First of all, let's make it clear: the video clip is from one locality, and the three photos below from a quite another one. They are not connected in any way.
The latter is a collective hibernaculum at the very edge of the local main asphalt road. So, if you come there at just the right time, when they emerge from hibernation, you might have impressive sightings. Ivo Peranić and I came a week or so too early, and saw only three or four. Igor Vilaj came somewhat later in the year, and found the cluster I've shown. R. F. claims to have encountered some fifty or more, if THIS really is HIS secret place - we can't be 100% sure, and he won't tell. We didn't have
the time to search the surroundings of this hibernaculum, but it's so-so.
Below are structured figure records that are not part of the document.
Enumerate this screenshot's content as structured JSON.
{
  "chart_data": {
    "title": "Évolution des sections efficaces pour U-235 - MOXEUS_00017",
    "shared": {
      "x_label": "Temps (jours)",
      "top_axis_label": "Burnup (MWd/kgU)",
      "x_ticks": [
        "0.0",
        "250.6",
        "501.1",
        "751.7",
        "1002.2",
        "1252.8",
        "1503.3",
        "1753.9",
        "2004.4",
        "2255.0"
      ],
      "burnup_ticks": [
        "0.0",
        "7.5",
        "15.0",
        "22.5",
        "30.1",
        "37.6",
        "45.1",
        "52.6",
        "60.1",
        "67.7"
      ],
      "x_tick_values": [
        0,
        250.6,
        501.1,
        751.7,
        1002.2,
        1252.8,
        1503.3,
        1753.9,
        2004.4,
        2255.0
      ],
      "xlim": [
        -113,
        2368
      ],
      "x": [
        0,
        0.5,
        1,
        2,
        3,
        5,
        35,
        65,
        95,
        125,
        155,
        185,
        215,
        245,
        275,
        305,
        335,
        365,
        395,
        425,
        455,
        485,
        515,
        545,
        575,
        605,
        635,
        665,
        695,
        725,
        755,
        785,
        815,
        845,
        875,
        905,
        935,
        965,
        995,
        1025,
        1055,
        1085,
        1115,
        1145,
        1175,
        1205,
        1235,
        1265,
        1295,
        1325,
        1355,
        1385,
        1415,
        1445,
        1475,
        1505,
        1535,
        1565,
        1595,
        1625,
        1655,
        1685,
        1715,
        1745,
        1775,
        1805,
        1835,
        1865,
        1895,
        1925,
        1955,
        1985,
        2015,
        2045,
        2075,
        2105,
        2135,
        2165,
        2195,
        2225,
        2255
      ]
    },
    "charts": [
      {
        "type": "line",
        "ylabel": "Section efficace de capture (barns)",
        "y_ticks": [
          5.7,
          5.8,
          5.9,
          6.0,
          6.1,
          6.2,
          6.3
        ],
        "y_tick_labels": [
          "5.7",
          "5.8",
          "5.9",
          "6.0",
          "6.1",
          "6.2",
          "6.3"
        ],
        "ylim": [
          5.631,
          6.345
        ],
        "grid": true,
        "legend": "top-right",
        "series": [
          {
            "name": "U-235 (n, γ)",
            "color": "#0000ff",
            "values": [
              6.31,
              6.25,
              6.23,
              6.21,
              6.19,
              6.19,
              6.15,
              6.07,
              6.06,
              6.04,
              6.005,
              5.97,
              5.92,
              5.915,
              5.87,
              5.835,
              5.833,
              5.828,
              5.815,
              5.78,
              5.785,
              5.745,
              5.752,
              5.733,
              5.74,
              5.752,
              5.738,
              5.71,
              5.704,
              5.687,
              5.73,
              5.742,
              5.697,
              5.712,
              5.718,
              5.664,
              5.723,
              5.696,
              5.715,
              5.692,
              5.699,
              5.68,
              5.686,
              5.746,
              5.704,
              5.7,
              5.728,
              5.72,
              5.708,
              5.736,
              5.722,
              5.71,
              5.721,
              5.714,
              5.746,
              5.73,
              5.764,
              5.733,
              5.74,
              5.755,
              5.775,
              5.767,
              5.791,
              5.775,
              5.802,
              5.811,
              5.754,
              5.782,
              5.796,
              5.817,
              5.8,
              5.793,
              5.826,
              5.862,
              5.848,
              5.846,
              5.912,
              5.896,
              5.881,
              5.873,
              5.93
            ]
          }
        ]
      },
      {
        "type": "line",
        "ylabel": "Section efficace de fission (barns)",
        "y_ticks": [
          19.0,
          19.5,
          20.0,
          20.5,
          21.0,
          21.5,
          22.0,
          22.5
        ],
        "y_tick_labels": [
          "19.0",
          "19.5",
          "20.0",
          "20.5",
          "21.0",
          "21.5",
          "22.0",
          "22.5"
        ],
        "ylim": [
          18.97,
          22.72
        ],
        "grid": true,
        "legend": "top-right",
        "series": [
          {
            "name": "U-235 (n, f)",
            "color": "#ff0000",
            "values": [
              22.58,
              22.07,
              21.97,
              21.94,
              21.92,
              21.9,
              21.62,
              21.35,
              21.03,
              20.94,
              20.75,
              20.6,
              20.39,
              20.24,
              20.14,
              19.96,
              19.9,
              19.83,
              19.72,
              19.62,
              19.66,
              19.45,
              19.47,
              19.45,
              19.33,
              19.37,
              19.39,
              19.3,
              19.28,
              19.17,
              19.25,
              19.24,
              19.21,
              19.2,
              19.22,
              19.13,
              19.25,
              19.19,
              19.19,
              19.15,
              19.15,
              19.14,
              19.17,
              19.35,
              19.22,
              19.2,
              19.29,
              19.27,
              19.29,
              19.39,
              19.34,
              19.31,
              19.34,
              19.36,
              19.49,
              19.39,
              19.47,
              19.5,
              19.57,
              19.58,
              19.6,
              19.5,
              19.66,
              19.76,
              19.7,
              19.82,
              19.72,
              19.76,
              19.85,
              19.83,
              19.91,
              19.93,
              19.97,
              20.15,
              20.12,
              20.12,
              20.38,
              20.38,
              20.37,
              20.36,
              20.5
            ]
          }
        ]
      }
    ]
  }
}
The "magic hill" (from the video) are actually two connected hills, one loosely inhabited (by humans), and the other one free of them. We did try to search in their surroundings as well, but the results were meagre, so this probably is an island - not
quite isolated, of course, but a golden one. The inhabited one is actually the more golden one of the two, for the reason which remains invisible from afar (from the main road), hidden by vegetation... Numerous huge heaps of loose stone, remaining from the clearing of soil for vineyards, now overgrown with bushes. What else would a viper wish for...

Would you stop to search for V. ammodytes e. g. HERE? I guess nobody would. And where's the STONE?
In short, in the north of continental Croatia, you (or rather, THEY) can find a typically Mediterranean habitat - but not everywhere. Elsewhere they have to make do with what nature itself provided, but that's also far from bad.